Coverage Evaluation: - Constructs a high-granularity VQA dataset (averaging 49.8 multiple-choice questions per image, 19,899 questions in total). - Assumption: If the description completely covers the image information, visual questions can be answered using only the description. - Employs an LLM to answer questions based on the generated description, and uses the accuracy as the coverage.

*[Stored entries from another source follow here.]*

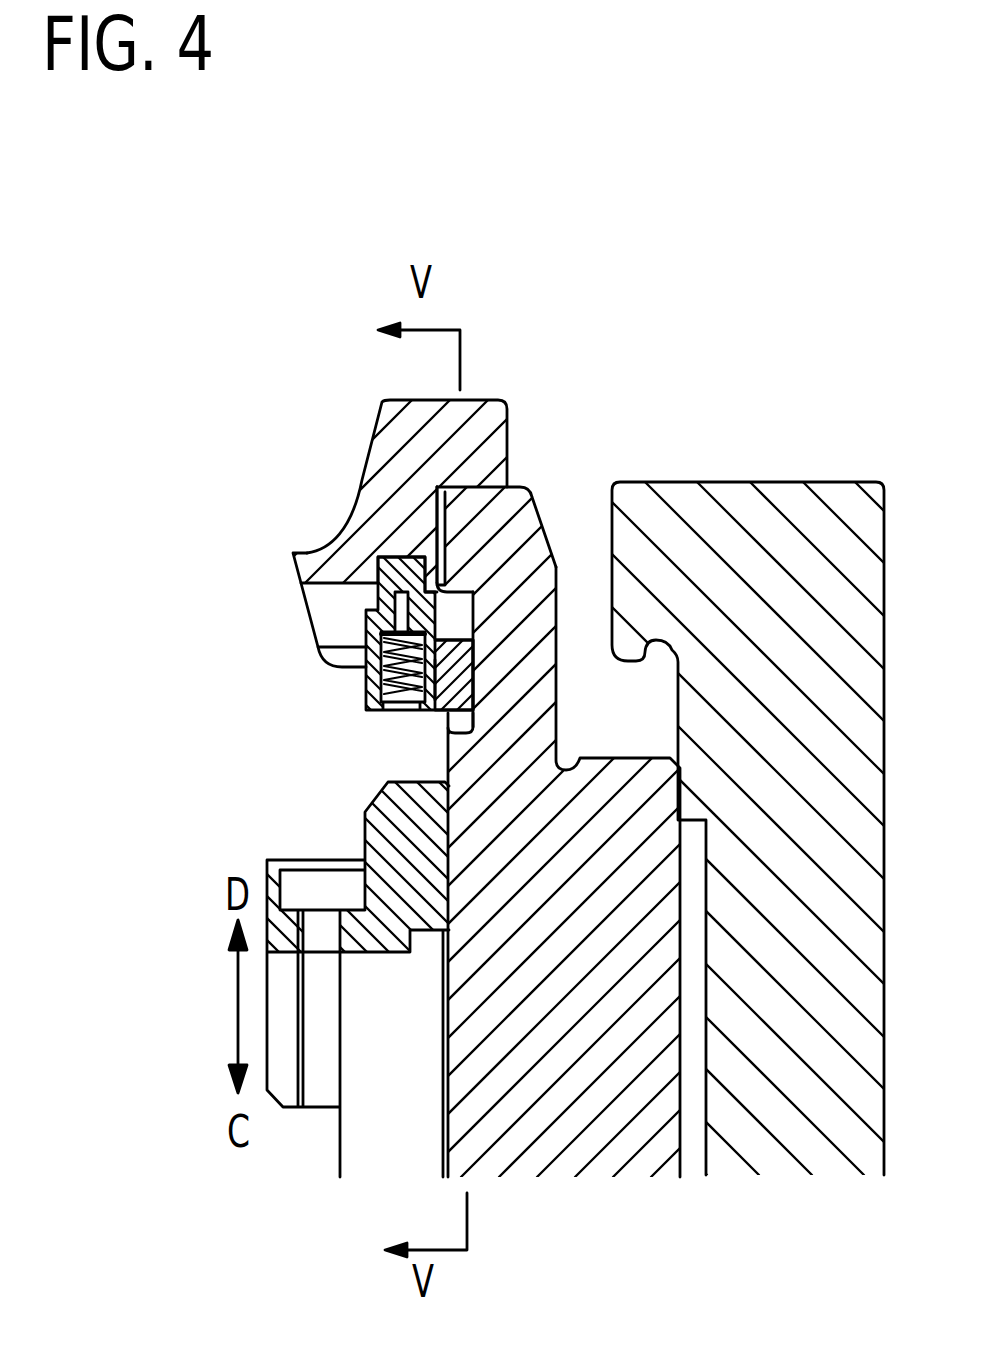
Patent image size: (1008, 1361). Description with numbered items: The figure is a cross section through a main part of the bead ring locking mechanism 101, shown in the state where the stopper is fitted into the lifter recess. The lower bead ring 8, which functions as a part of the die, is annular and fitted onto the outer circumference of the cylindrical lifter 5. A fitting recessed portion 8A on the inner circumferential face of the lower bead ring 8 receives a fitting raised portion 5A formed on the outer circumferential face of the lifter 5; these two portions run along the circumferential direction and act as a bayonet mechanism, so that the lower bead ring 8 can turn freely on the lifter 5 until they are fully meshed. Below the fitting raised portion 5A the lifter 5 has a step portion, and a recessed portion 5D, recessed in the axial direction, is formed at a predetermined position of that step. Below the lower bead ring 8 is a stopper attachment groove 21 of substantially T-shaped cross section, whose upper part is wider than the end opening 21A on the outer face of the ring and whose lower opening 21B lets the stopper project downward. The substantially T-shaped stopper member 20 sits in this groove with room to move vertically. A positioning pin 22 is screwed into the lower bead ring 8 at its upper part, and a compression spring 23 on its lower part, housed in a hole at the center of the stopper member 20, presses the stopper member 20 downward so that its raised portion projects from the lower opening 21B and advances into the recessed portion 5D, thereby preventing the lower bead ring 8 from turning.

The bead ring locking mechanism 101 is at (532, 437).
The lifter 5 is at (620, 1125).
The fitting raised portion 5A is at (450, 533).
The recessed portion 5D is at (447, 718).
The lower bead ring 8 is at (387, 418).
The fitting recessed portion 8A is at (440, 508).
The stopper member 20 is at (450, 670).
The stopper attachment groove 21 is at (455, 608).
The end opening 21A is at (318, 613).
The lower opening 21B is at (366, 685).
The positioning pin 22 is at (385, 561).
The compression spring 23 is at (378, 703).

Meta-evaluation of Evaluation Metrics

Three types of hallucinations (Object/Attribution/Relation) were introduced into the DOCCI dataset to test whether each metric could detect them:

Metric Clean Object Attrib Relation Can Detect?
CIDEr 6.4 4.8 6.2 6.7
CLIP-S 81.3 81.0 80.9 81.4
CLAIR 86.9 85.2 80.0 83.5 Partially
Ours 62.8 52.3 60.9 51.9

Key Experimental Results

Improvement of CapMAS on Different Models

Description Model CapMAS CLAIR Factuality Coverage Average
LLaVA-NeXT-7B 68.8 59.9 47.9 58.9
LLaVA-NeXT-7B LLaMA-3 + 7B 74.1 72.2 46.9 64.4
GPT-4V 82.4 77.1 53.5 71.0
GPT-4V LLaMA-3 + InternVL 84.6 82.1 53.5 73.4

Comparison with Other Methods

Method CLAIR Factuality Coverage Average
Base (LLaVA-1.5-7B) 62.1 52.8 34.3 49.7
VCD 59.7 44.6 39.3 47.9
OPERA 59.1 53.0 34.1 48.7
LURE 57.2 51.9 27.6 45.6
CapMAS 66.3 63.4 33.1 54.3

Key Findings

  • Existing decoding methods (VCD, OPERA) are ineffective or even harmful for detailed descriptions (VCD reduces factuality).
  • CapMAS improves the factuality of GPT-4V descriptions (77.1→82.1), even when using a much weaker model for checking than GPT-4V.
  • VQA benchmark performance is uncorrelated with detailed description capabilities, questioning the VQA-centric evaluation paradigm.

Highlights & Insights

  1. Isolation verification outperforms Confidence/Consistency: Confirms the necessity of the decompose-then-check strategy.
  2. Plug-and-play + training-free: Can be applied to any description model, including closed-source GPT-4V.
  3. Dual evaluation of Factuality × Coverage: Systematically decouples and evaluates these two dimensions for the first time.
  4. Revelation of VQA benchmark limitations: Strong performance of an MLLM on VQA does not imply superior description ability.

Limitations & Future Work

  • Factuality improvement is accompanied by a slight decrease in coverage (conservative corrections lead to information loss).
  • Relies on the MLLM's own visual understanding capabilities to check for hallucinations.
  • The quality of the LLM decomposer affects the final results.
  • Hyperparameter \(\pi\) controls the trade-off between factuality and coverage.
  • Decoding methods (VCD, OPERA)
  • Training methods (LRV)
  • Correction methods (LURE, Volcano)
  • Evaluation methods (CLIPScore, CLAIR, ALOHa, FaithScore)

Rating

⭐⭐⭐⭐ — Precise problem formulation (failure of long-sequence hallucination detection), and a well-designed evaluation framework. The CapMAS method is intuitive and highly effective. The dual-dimensional evaluation and the revelation of VQA benchmark limitations possess independent value.